Cuando pude abrir los ojos (cuando comenzó la ráfaga no pude, estaban como pegados, pero cuando finalmente pude abrir los ojos), empujé a Daniel. No fue fuerte, fue un despegarse un poco brusco, y no sé si él sintió solo el beso o también lo demás, pero estoy casi segura de haberle llegado a contagiar parte de la ráfaga o tal vez solamente la angustia. Lo cierto es que abrí los ojos, lo empujé y supuse que él intuía dónde había estado yo, porque reconocí su mirada encendida hacia adentro, con esa cara tan suya que podía decir conchetumadre, qué te pasa y preguntar mi amor, ¿estás bien? a la misma vez. No tuvimos tiempo de aclarar nada, me miró fuerte y segundos después escuchamos aplausos y ovaciones y vimos el telón subir y entonces el otro Daniel, el cantante —que tiene un seudónimo, pero también se llama Daniel— comenzó el concierto.

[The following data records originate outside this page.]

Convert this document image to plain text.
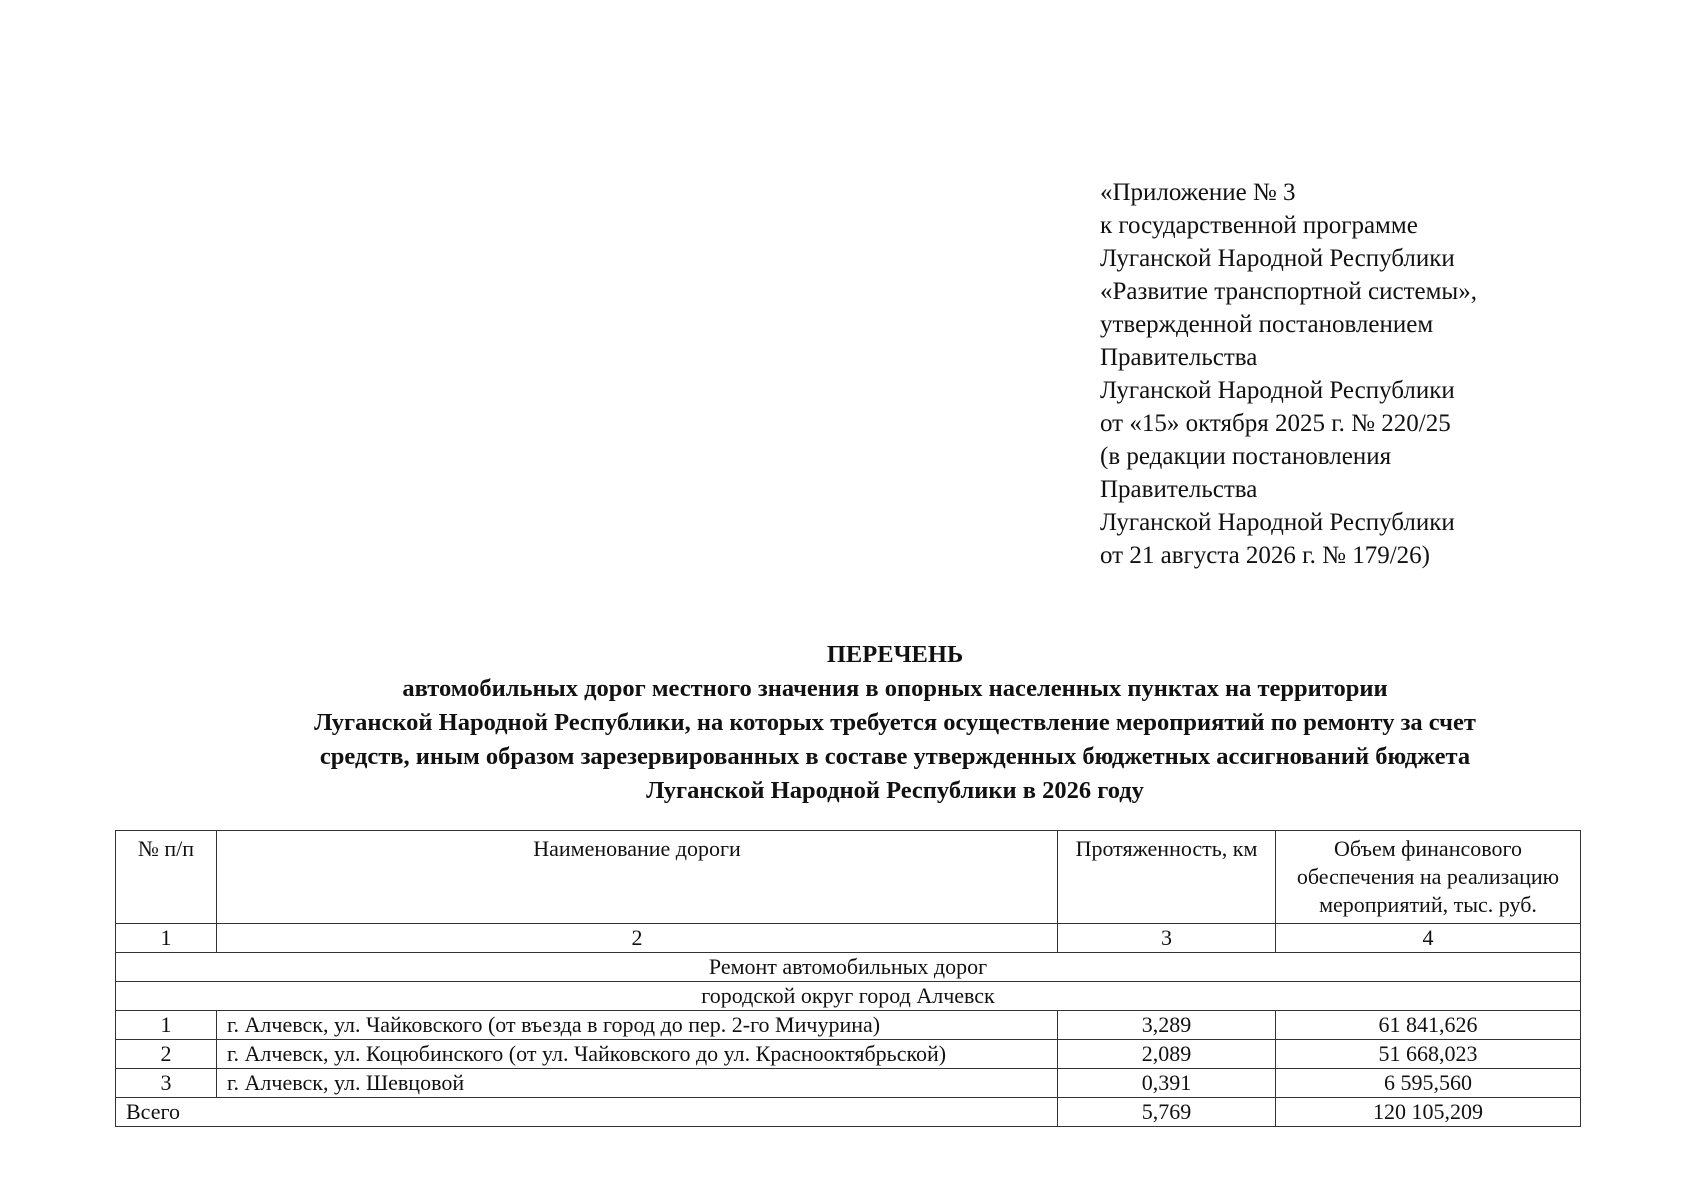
«Приложение № 3
к государственной программе
Луганской Народной Республики
«Развитие транспортной системы»,
утвержденной постановлением
Правительства
Луганской Народной Республики
от «15» октября 2025 г. № 220/25
(в редакции постановления
Правительства
Луганской Народной Республики
от 21 августа 2026 г. № 179/26)
ПЕРЕЧЕНЬ
автомобильных дорог местного значения в опорных населенных пунктах на территории
Луганской Народной Республики, на которых требуется осуществление мероприятий по ремонту за счет
средств, иным образом зарезервированных в составе утвержденных бюджетных ассигнований бюджета
Луганской Народной Республики в 2026 году
№ п/п	Наименование дороги	Протяженность, км	Объем финансового обеспечения на реализацию мероприятий, тыс. руб.
1	2	3	4
Ремонт автомобильных дорог			
городской округ город Алчевск			
1	г. Алчевск, ул. Чайковского (от въезда в город до пер. 2-го Мичурина)	3,289	61 841,626
2	г. Алчевск, ул. Коцюбинского (от ул. Чайковского до ул. Краснооктябрьской)	2,089	51 668,023
3	г. Алчевск, ул. Шевцовой	0,391	6 595,560
Всего		5,769	120 105,209
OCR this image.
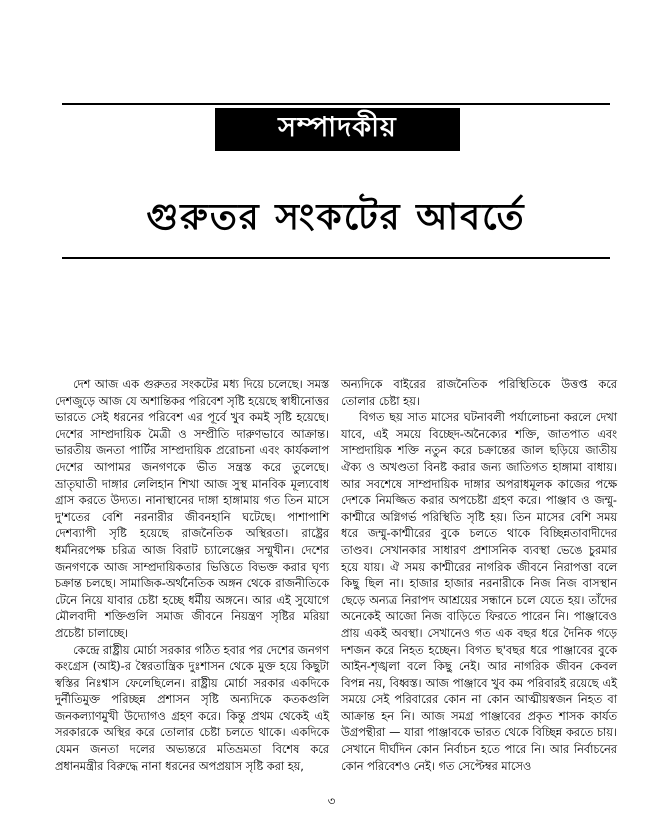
সম্পাদকীয়
গুরুতর সংকটের আবর্তে

দেশ আজ এক গুরুতর সংকটের মধ্য দিয়ে চলেছে। সমস্ত দেশজুড়ে আজ যে অশান্তিকর পরিবেশ সৃষ্টি হয়েছে স্বাধীনোত্তর ভারতে সেই ধরনের পরিবেশ এর পূর্বে খুব কমই সৃষ্টি হয়েছে। দেশের সাম্প্রদায়িক মৈত্রী ও সম্প্রীতি দারুণভাবে আক্রান্ত। ভারতীয় জনতা পার্টির সাম্প্রদায়িক প্ররোচনা এবং কার্যকলাপ দেশের আপামর জনগণকে ভীত সন্ত্রস্ত করে তুলেছে। ভ্রাতৃঘাতী দাঙ্গার লেলিহান শিখা আজ সুস্থ মানবিক মূল্যবোধ গ্রাস করতে উদ্যত। নানাস্থানের দাঙ্গা হাঙ্গামায় গত তিন মাসে দু'শতের বেশি নরনারীর জীবনহানি ঘটেছে। পাশাপাশি দেশব্যাপী সৃষ্টি হয়েছে রাজনৈতিক অস্থিরতা। রাষ্ট্রের ধর্মনিরপেক্ষ চরিত্র আজ বিরাট চ্যালেঞ্জের সম্মুখীন। দেশের জনগণকে আজ সাম্প্রদায়িকতার ভিত্তিতে বিভক্ত করার ঘৃণ্য চক্রান্ত চলছে। সামাজিক-অর্থনৈতিক অঙ্গন থেকে রাজনীতিকে টেনে নিয়ে যাবার চেষ্টা হচ্ছে ধর্মীয় অঙ্গনে। আর এই সুযোগে মৌলবাদী শক্তিগুলি সমাজ জীবনে নিয়ন্ত্রণ সৃষ্টির মরিয়া প্রচেষ্টা চালাচ্ছে।

কেন্দ্রে রাষ্ট্রীয় মোর্চা সরকার গঠিত হবার পর দেশের জনগণ কংগ্রেস (আই)-র স্বৈরতান্ত্রিক দুঃশাসন থেকে মুক্ত হয়ে কিছুটা স্বস্তির নিঃশ্বাস ফেলেছিলেন। রাষ্ট্রীয় মোর্চা সরকার একদিকে দুর্নীতিমুক্ত পরিচ্ছন্ন প্রশাসন সৃষ্টি অন্যদিকে কতকগুলি জনকল্যাণমুখী উদ্যোগও গ্রহণ করে। কিন্তু প্রথম থেকেই এই সরকারকে অস্থির করে তোলার চেষ্টা চলতে থাকে। একদিকে যেমন জনতা দলের অভ্যন্তরে মতিভ্রমতা বিশেষ করে প্রধানমন্ত্রীর বিরুদ্ধে নানা ধরনের অপপ্রয়াস সৃষ্টি করা হয়,

অন্যদিকে বাইরের রাজনৈতিক পরিস্থিতিকে উত্তপ্ত করে তোলার চেষ্টা হয়।

বিগত ছয় সাত মাসের ঘটনাবলী পর্যালোচনা করলে দেখা যাবে, এই সময়ে বিচ্ছেদ-অনৈক্যের শক্তি, জাতপাত এবং সাম্প্রদায়িক শক্তি নতুন করে চক্রান্তের জাল ছড়িয়ে জাতীয় ঐক্য ও অখণ্ডতা বিনষ্ট করার জন্য জাতিগত হাঙ্গামা বাধায়। আর সবশেষে সাম্প্রদায়িক দাঙ্গার অপরাধমূলক কাজের পক্ষে দেশকে নিমজ্জিত করার অপচেষ্টা গ্রহণ করে। পাঞ্জাব ও জম্মু-কাশ্মীরে অগ্নিগর্ভ পরিস্থিতি সৃষ্টি হয়। তিন মাসের বেশি সময় ধরে জম্মু-কাশ্মীরের বুকে চলতে থাকে বিচ্ছিন্নতাবাদীদের তাণ্ডব। সেখানকার সাধারণ প্রশাসনিক ব্যবস্থা ভেঙে চুরমার হয়ে যায়। ঐ সময় কাশ্মীরের নাগরিক জীবনে নিরাপত্তা বলে কিছু ছিল না। হাজার হাজার নরনারীকে নিজ নিজ বাসস্থান ছেড়ে অন্যত্র নিরাপদ আশ্রয়ের সন্ধানে চলে যেতে হয়। তাঁদের অনেকেই আজো নিজ বাড়িতে ফিরতে পারেন নি। পাঞ্জাবেও প্রায় একই অবস্থা। সেখানেও গত এক বছর ধরে দৈনিক গড়ে দশজন করে নিহত হচ্ছেন। বিগত ছ'বছর ধরে পাঞ্জাবের বুকে আইন-শৃঙ্খলা বলে কিছু নেই। আর নাগরিক জীবন কেবল বিপন্ন নয়, বিধ্বস্ত। আজ পাঞ্জাবে খুব কম পরিবারই রয়েছে এই সময়ে সেই পরিবারের কোন না কোন আত্মীয়স্বজন নিহত বা আক্রান্ত হন নি। আজ সমগ্র পাঞ্জাবের প্রকৃত শাসক কার্যত উগ্রপন্থীরা — যারা পাঞ্জাবকে ভারত থেকে বিচ্ছিন্ন করতে চায়। সেখানে দীর্ঘদিন কোন নির্বাচন হতে পারে নি। আর নির্বাচনের কোন পরিবেশও নেই। গত সেপ্টেম্বর মাসেও

৩
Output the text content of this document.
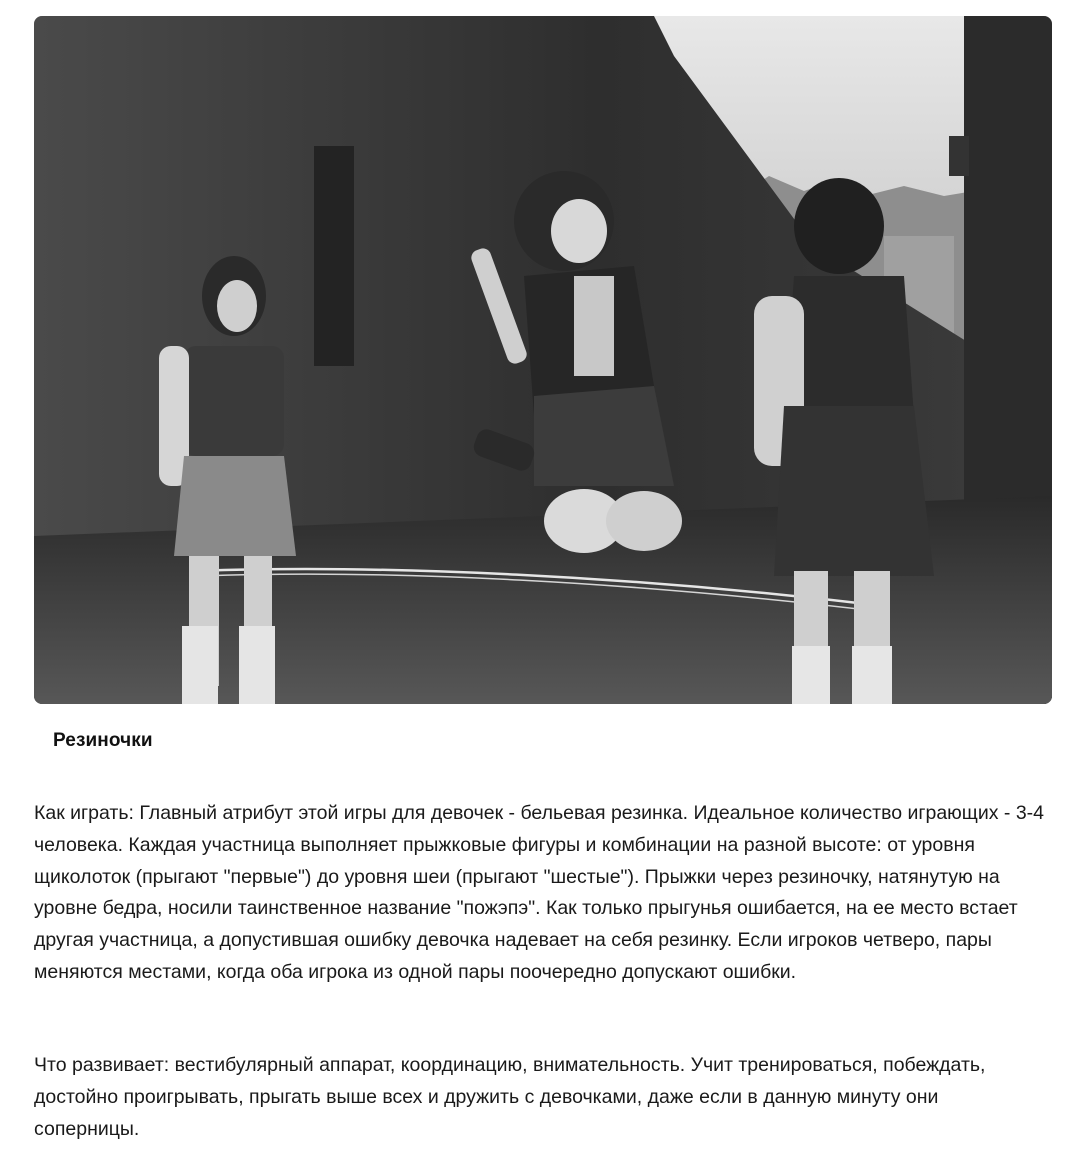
Резиночки

Как играть: Главный атрибут этой игры для девочек - бельевая резинка. Идеальное количество играющих - 3-4 человека. Каждая участница выполняет прыжковые фигуры и комбинации на разной высоте: от уровня щиколоток (прыгают "первые") до уровня шеи (прыгают "шестые"). Прыжки через резиночку, натянутую на уровне бедра, носили таинственное название "пожэпэ". Как только прыгунья ошибается, на ее место встает другая участница, а допустившая ошибку девочка надевает на себя резинку. Если игроков четверо, пары меняются местами, когда оба игрока из одной пары поочередно допускают ошибки.

Что развивает: вестибулярный аппарат, координацию, внимательность. Учит тренироваться, побеждать, достойно проигрывать, прыгать выше всех и дружить с девочками, даже если в данную минуту они соперницы.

Daniel se olvidó del empujón y yo del terremoto apenas la primera canción nos hizo correr al medio del stand up. Todavía teníamos la esperanza de un concierto poderoso y comenzó bien. A ese Daniel —el cantante— se le sentía entregado a su nueva faceta de solista. Transmitía la convicción de estar abandonando un poco el rock, pero no dejaba de hacerle justicia al mismo registro quebrado, ese registro único, tan suyo, en zona fronteriza entre una sacudida feroz y un llanto dulce; aunque era innegable que venía con menos contracción, como si ahora en lugar de estallar todo el tiempo se dedicara a acariciar esa tristeza con su voz, a abrirle un lugar de descanso para dejarla quedarse.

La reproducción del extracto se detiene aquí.